Wahab explains that the people are longing for the good ol’ days when autocrat Saddam Hussein was in power over Iraq.
“People elected a new government, a new leadership, and yet it seems that the system of Iraq’s government, the new system post-2003, post-Saddam Hussein, is failing,” Wahab said. “It’s been a system of sectarian divide of power and authority and doling out patronage and revenues.”
“While that has worked for a while, because it provided public sector jobs for followers and cronies and supporters, mainly on identity and political basis. But there only so many jobs and so many seats in these government offices,” he added. “The government has so far failed to open up the private sector where the majority of jobs will be created.”
The neoconservatives who pushed America into a bloody Iraq war back in 2003 sold the public on the lie that democracy would sweep through the nation and be an improvement from Saddam’s regime.

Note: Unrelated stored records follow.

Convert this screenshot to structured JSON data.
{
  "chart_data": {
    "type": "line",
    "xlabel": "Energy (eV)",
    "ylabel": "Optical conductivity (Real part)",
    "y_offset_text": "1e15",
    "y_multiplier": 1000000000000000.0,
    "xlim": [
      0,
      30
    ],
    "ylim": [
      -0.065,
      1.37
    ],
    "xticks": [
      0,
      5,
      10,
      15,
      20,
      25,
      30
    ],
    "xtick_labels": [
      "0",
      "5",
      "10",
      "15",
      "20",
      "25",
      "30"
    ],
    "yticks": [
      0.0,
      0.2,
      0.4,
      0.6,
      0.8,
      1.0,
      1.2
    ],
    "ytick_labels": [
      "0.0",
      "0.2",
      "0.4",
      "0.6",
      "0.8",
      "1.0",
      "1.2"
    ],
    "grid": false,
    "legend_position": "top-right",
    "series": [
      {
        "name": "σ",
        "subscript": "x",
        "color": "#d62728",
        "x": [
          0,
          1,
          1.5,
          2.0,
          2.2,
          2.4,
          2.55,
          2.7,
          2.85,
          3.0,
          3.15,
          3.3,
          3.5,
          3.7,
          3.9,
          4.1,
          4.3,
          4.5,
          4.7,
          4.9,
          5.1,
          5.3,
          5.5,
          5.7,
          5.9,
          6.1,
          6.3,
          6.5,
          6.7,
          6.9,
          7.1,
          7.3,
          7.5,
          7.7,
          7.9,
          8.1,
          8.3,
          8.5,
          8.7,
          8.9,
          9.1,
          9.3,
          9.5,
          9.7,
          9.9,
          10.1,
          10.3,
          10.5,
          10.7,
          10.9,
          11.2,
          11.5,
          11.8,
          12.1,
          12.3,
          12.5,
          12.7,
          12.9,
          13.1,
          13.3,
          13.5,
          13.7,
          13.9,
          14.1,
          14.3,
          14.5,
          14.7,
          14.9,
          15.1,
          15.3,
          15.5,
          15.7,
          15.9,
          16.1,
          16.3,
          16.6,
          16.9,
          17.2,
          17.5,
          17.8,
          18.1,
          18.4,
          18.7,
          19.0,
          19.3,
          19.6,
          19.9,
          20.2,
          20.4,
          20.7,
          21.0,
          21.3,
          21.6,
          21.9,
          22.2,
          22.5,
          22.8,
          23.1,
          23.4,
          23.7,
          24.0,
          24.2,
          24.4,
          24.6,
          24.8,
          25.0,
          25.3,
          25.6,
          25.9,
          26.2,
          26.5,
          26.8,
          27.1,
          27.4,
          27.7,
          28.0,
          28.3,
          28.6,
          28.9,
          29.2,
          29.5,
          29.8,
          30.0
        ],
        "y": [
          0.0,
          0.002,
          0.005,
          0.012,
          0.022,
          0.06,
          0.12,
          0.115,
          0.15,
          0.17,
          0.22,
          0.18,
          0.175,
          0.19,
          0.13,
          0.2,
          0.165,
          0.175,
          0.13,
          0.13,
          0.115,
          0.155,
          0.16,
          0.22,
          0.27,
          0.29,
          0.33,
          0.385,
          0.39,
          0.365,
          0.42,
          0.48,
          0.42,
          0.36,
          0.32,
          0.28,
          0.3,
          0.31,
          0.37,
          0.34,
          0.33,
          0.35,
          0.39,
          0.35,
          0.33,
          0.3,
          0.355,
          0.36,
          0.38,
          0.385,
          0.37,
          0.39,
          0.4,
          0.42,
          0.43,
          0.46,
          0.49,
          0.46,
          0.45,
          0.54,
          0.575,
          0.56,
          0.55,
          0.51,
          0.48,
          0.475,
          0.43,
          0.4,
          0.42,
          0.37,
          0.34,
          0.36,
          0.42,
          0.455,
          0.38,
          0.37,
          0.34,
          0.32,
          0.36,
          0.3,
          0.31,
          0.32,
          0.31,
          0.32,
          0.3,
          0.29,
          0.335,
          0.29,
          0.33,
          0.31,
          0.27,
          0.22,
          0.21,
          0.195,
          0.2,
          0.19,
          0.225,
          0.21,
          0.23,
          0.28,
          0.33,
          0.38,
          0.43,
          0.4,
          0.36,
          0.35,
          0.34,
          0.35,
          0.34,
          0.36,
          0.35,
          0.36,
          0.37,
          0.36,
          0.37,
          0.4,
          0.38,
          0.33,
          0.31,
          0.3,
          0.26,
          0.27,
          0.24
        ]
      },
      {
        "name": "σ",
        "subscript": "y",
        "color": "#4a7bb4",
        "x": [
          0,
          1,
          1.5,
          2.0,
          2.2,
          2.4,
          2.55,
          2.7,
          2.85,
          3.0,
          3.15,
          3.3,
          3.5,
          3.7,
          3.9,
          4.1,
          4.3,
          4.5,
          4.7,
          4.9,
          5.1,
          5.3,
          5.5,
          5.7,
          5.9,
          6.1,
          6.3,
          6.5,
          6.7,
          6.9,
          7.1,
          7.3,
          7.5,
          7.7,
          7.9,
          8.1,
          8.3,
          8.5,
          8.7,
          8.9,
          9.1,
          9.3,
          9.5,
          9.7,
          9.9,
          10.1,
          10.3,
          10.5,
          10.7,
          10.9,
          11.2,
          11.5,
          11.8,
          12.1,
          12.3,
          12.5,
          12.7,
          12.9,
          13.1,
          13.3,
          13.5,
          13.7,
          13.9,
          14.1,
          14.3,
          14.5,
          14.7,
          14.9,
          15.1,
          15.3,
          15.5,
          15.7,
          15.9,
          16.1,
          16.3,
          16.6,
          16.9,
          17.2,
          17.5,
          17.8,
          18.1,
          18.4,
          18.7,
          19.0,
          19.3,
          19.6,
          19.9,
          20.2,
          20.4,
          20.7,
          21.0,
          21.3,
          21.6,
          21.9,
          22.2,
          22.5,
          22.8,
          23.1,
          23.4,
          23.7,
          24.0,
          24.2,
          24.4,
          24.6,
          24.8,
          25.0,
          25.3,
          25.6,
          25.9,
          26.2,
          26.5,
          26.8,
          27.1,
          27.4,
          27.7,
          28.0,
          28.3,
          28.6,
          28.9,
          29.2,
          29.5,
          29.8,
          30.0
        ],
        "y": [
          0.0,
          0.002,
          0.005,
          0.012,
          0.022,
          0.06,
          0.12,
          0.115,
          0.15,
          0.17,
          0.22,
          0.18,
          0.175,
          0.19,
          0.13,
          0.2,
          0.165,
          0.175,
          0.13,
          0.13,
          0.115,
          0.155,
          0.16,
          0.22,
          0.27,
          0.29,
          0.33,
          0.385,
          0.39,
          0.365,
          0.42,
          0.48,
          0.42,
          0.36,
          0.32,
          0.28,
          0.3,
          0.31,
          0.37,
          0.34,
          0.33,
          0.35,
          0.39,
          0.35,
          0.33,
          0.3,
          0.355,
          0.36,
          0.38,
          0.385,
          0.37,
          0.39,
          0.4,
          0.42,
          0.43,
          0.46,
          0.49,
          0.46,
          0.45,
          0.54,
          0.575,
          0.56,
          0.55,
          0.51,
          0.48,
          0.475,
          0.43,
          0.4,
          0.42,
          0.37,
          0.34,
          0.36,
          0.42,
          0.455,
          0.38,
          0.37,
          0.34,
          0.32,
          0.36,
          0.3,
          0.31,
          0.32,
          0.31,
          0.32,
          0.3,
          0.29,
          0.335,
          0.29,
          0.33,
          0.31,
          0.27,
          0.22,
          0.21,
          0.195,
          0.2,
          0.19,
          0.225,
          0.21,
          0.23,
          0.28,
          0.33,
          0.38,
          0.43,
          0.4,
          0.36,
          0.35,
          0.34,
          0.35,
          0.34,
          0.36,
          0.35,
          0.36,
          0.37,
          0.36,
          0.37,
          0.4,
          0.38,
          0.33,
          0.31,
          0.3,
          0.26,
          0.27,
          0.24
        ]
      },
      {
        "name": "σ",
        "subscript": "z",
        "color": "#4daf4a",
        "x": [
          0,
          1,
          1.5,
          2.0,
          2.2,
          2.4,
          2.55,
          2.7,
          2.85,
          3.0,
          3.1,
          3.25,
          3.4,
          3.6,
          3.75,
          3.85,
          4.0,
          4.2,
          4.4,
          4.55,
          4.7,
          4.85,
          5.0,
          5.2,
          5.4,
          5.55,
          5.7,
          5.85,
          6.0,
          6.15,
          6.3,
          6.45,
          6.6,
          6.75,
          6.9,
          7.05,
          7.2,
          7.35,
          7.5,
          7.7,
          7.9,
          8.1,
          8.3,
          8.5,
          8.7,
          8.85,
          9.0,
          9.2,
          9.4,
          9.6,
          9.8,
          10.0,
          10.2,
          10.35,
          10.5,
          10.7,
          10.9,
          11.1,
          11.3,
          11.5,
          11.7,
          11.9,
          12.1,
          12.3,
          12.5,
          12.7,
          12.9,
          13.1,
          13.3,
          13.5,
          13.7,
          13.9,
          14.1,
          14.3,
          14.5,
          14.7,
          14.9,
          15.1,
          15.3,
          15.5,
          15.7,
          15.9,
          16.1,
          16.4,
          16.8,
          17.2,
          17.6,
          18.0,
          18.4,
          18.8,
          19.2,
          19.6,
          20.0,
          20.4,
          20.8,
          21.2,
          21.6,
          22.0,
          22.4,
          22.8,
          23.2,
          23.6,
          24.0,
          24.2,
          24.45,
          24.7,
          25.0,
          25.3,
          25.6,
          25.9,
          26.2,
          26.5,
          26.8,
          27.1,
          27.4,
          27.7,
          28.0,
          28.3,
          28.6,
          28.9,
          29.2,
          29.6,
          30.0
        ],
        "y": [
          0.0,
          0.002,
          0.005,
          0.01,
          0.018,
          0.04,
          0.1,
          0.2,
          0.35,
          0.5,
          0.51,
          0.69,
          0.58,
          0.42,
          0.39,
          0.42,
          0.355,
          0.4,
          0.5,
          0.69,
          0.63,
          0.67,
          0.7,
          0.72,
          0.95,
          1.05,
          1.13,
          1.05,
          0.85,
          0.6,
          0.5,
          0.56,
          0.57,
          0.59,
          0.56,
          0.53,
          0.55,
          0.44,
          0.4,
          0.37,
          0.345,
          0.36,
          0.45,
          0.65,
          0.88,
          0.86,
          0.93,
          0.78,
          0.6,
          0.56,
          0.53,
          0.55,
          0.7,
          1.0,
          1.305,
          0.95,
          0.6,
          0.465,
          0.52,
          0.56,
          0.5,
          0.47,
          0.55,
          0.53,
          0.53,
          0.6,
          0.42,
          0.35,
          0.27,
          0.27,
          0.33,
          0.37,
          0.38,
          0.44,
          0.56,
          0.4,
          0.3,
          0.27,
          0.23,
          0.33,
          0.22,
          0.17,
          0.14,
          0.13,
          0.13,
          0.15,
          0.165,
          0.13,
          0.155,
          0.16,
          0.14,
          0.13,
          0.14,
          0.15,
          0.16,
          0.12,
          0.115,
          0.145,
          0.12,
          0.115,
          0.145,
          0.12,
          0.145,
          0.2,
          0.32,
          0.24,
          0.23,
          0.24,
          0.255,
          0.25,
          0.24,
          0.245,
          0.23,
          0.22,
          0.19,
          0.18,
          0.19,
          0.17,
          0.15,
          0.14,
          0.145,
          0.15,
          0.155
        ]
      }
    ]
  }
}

“The United States committed itself to defeating terror around the world. We committed ourselves to reshaping the Middle East, so the region would no longer be a hotbed of terrorism, extremism, anti-Americanism, and weapons of mass destruction. The first two battles of this new era are now over. The battles of Afghanistan and Iraq have been won decisively and honorably,” neocon pundit Bill Kristol wrote in a Weekly Standard column in 2003.
“I think we’ll be vindicated when we discover the weapons of mass destruction and when we liberate the people of Iraq,” Kristol said during an appearance on ABC’s Nightline in 2003.
“We will succeed in Iraq, just like we did in Afghanistan. We will stand up a new government under an Iraqi-drafted constitution. We will defeat that insurgency, and, in fact, it will be an enormous success story,” former Vice President Dick Cheney said during a CNN interview in 2005.
“No one said empire was easy, but it is right and good, both for Americans and for the world,” war hawk Ben Shapiro wrote in a Townhall op/ed that same year. “Forwarding freedom is always important, but it is especially important where doing so ensures America’s future security — as in Iraq.”
The prognostications from the neocons are some of the most stunningly inaccurate forecasts in U.S. history, and their legacy of war crimes continues to have deadly ramifications in Iraq to this very day.